Medical records are filled with personal information regarding the patient’s health and other sensitive data, granting some of the highest levels of protection under the law.
Doctor-patient privilege has been a long-standing legal concept and in most states, serves as a law protecting medical record privacy.
Medical charts, health records, and medical records are terms that, to an extent, are used interchangeably, and describe a system of documenting an individual’s medical history and care over time within one healthcare professional’s jurisdiction. During care, the health professional will enter notes and other information to record the administration of therapies and drugs.
Accurate and thorough records are required of healthcare professionals in order to remain certified or licensed to practice.
Contents of Medical Records
Medical records contain the medical history of a patient to allow health professionals to more easily provide care based on their medical history.
It’s a central repository for documented information from professionals/providers on a patient’s care and can be used to aid in the future planning of the patient’s care.
Traditional records can include notes about admissions, progress notes, operative notes, postpartum notes, delivery notes, and notes about the patient’s discharge from the facility.
Personal records combine these features and portability allowing patients to take their records and share them with other health providers and systems but keeping their patients safe from medical identity theft.
Along with the medical history of the patient, medical records are also used to identify patients. These records, along with any that are electronically stored, contain the patient’s proper identification. Additional information included in the record will depend upon the individual person’s medical history.
Medical providers write the contents in the medical records and up until recently, the patient could not control what it contained. However, patients can now review their records and voice any objections regarding the accuracy of entries recorded.
A Note on Patient Privacy
Although there is such a thing as patient confidentiality, medical records have not always been kept so private. HIPAA, passed by Congress in 1996, requires the confidential handling and the privacy of protected health information.
HIPAA also provides millions of workers in America with the ability to continue their insurance coverage by transferring it should they lose or change their job while simultaneously reducing abuse and fraud in regards to healthcare.

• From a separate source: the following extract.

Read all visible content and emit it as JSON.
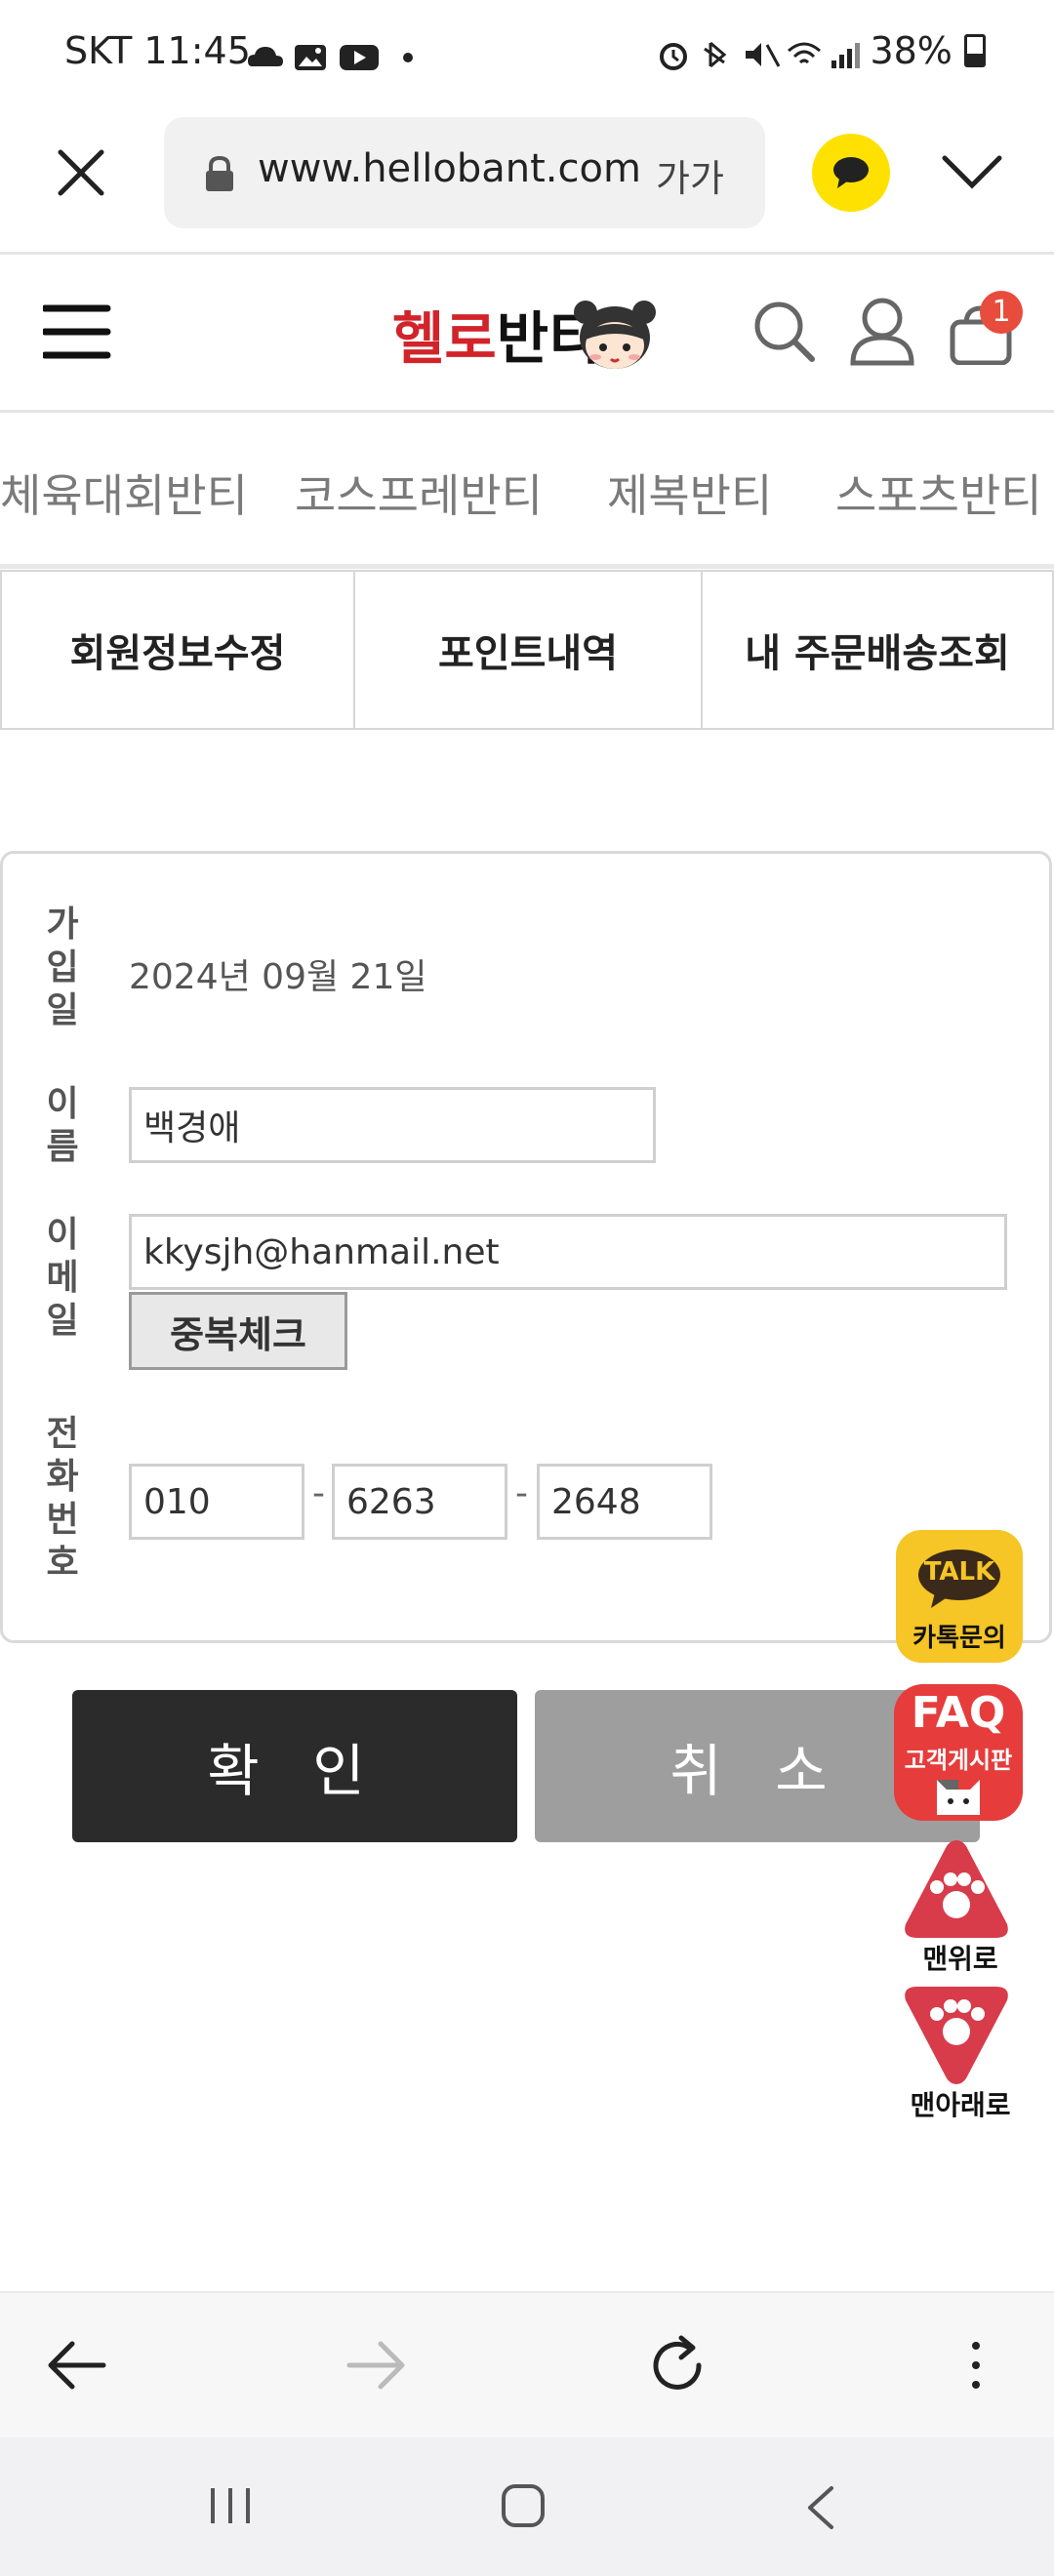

Privacy regulations in HIPAA require that healthcare organizations, providers, and business associates, not only develop procedures ensuring the security and confidentiality of health information that is protected upon transferring, receiving, handling, or sharing, but they must strictly follow these protocols.
All protected health information, whether it’s oral, on paper, or electronic, is protected by HIPAA. HIPAA also requires that only information that is necessary in conducting business should be shared or used.
Medical Record Storage Options
Since 2014, electronic health records (EHR) have been required to be in “meaningful use” as stated in the American Recovery and Reinvestment Act of 2014. There are penalties if these requirements are not met.
The switch to a digital filing system for EHRs allows for more efficiency and security with the management of patient information. If your healthcare practice hasn’t made the switch to EHRs already, you’ll want to do so very soon.
In conjunction with a digital filing system comes offsite storage services. For certain files and records that have a required retention period in physical form, offsite storage services are a perfectly reliable way to keep those documents safe. With climate-control, 24 hour surveillance, and fast document retrieval options, storing your documents off site not only keeps your patient’s information safe from data breach and identity theft, but also saves space normally wasted on storage in your workplace.
Backfile and Day-Forward Scanning
Backfile scanning allows you to convert your archived files in bulk. You choose which files are converted to digital based on necessity, making the process fast and efficient.
Day-forward scanning gives you the flexibility to access paper files and transition between your old document management system to a secure and convenient EHR System.
Optical Character Recognition and Data Extraction
Optical Character Recognition (OCR) and data extraction services ensure all your patient records have accurate information and can be modified or edited quickly and easily. OCR gives you the ability to search and index every aspect of your files with a quick keyword search.